I used a free instance (dyno) on Heroku and it was pretty straightforward. In the github repo I left the procfile and the only thing I had to do differently from the Dash tutorial was the explicit inclusion of Flask in the file:

server = Flask(__name__)
server.secret_key = 'somesecret'
app = dash.Dash(__name__, server = server, external_stylesheets=[dbc.themes.JOURNAL])
app.layout = html.Div([navbar, body])
app.title = "Data Visualization - Serbian Foreign Trade 2004 - 2018"
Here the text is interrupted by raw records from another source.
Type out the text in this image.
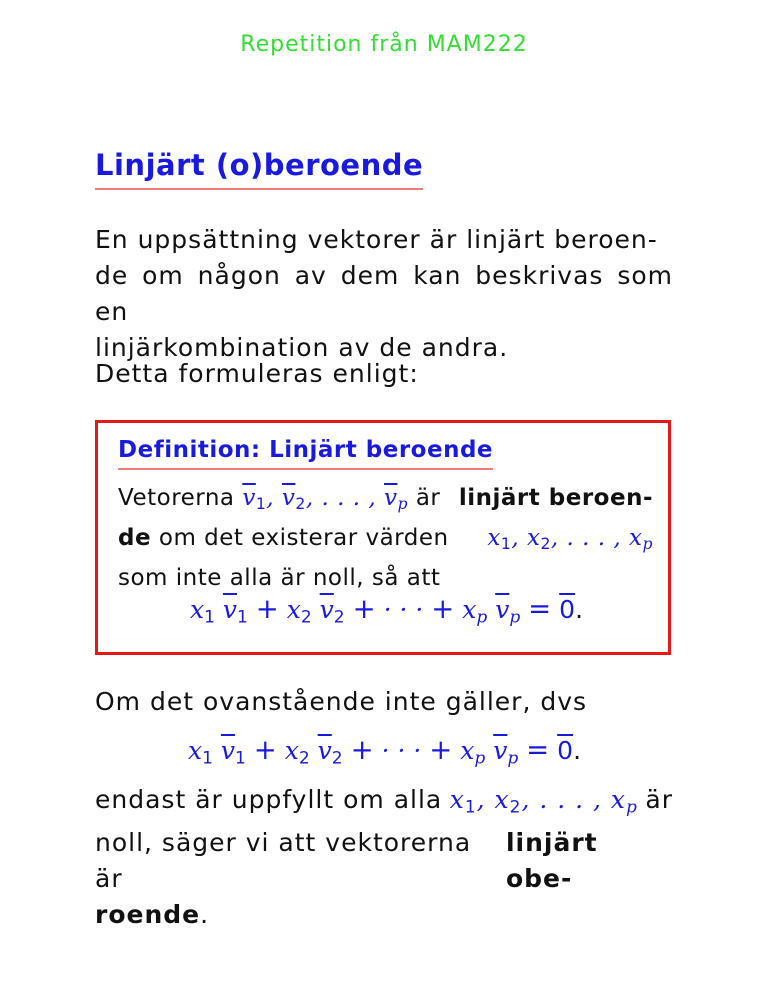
Repetition från MAM222
Linjärt (o)beroende
En uppsättning vektorer är linjärt beroen-
de om någon av dem kan beskrivas som en
linjärkombination av de andra.
Detta formuleras enligt:
Definition: Linjärt beroende
Vetorerna $\overline{v}_1$, $\overline{v}_2$, . . . , $\overline{v}_p$ är linjärt beroen-
de om det existerar värden $x_1$, $x_2$, . . . , $x_p$
som inte alla är noll, så att
$x_1$ $\overline{v}_1 + x_2$ $\overline{v}_2$ + · · · + $x_p$ $\overline{v}_p = 0$.
Om det ovanstående inte gäller, dvs
$x_1$ $\overline{v}_1 + x_2$ $\overline{v}_2$ + · · · + $x_p$ $\overline{v}_p = 0$.
endast är uppfyllt om alla $x_1$, $x_2$, . . . , $x_p$ är
noll, säger vi att vektorerna är
linjärt obe-
roende.
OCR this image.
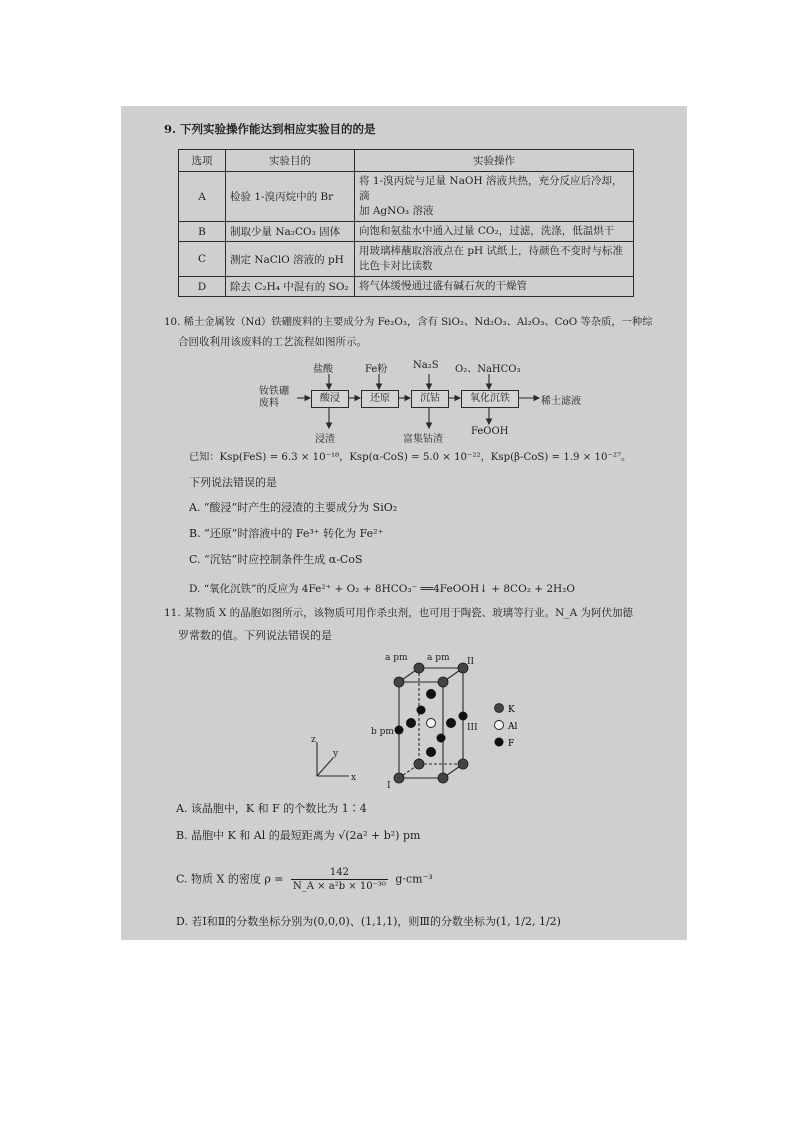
9. 下列实验操作能达到相应实验目的的是
选项	实验目的	实验操作
A	检验 1-溴丙烷中的 Br	将 1-溴丙烷与足量 NaOH 溶液共热，充分反应后冷却，滴
加 AgNO₃ 溶液

B	制取少量 Na₂CO₃ 固体	向饱和氨盐水中通入过量 CO₂，过滤，洗涤，低温烘干
C	测定 NaClO 溶液的 pH	用玻璃棒蘸取溶液点在 pH 试纸上，待颜色不变时与标准
比色卡对比读数

D	除去 C₂H₄ 中混有的 SO₂	将气体缓慢通过盛有碱石灰的干燥管
10. 稀土金属钕（Nd）铁硼废料的主要成分为 Fe₂O₃，含有 SiO₂、Nd₂O₃、Al₂O₃、CoO 等杂质，一种综
合回收利用该废料的工艺流程如图所示。
钕铁硼
废料	酸浸	还原	沉钴	氧化沉铁
盐酸	Fe粉	Na₂S O₂、NaHCO₃
浸渣	富集钴渣
FeOOH
稀土滤液
已知：Ksp(FeS) = 6.3 × 10⁻¹⁸，Ksp(α-CoS) = 5.0 × 10⁻²²，Ksp(β-CoS) = 1.9 × 10⁻²⁷。
下列说法错误的是
A. “酸浸”时产生的浸渣的主要成分为 SiO₂
B. “还原”时溶液中的 Fe³⁺ 转化为 Fe²⁺
C. “沉钴”时应控制条件生成 α-CoS
D. “氧化沉铁”的反应为 4Fe²⁺ + O₂ + 8HCO₃⁻ ══4FeOOH↓ + 8CO₂ + 2H₂O
11. 某物质 X 的晶胞如图所示，该物质可用作杀虫剂，也可用于陶瓷、玻璃等行业。N_A 为阿伏加德
罗常数的值。下列说法错误的是
a pm a pm
b pm
I
II
III
x
y
z
K
Al
F
A. 该晶胞中，K 和 F 的个数比为 1∶4
B. 晶胞中 K 和 Al 的最短距离为 √(2a² + b²) pm
C. 物质 X 的密度 $\rho = \frac{142}{\text{N\_A × a²b × 10⁻³⁰}} g\cdot cm^{-3}$
D. 若Ⅰ和Ⅱ的分数坐标分别为(0,0,0)、(1,1,1)，则Ⅲ的分数坐标为(1, 1/2, 1/2)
For this particular type of app, Heroku is not the greatest solution: since I am on a free plan, my dyno takes a couple of seconds to start each time I hit the home page. Since Dash is essentially a React app sitting on top of python/Flask, after a while, when the dyno stops, the user still sees the loaded page and all the charts, but they are not responsive - they do not react :) to the user inputs - so you have to hit refresh every hour or so…

Further steps

There are a lot of ways in which this app could be developed further. One feature that I actually plan on adding is the ability to switch between datasets - the user should be able to choose the granularity of the SITC codes displayed. Moving away from Heroku to DigitalOcean should make the app quicker. The map could be animated, it could showcase the changing of the colors / the main commercial partners of Serbia and so on.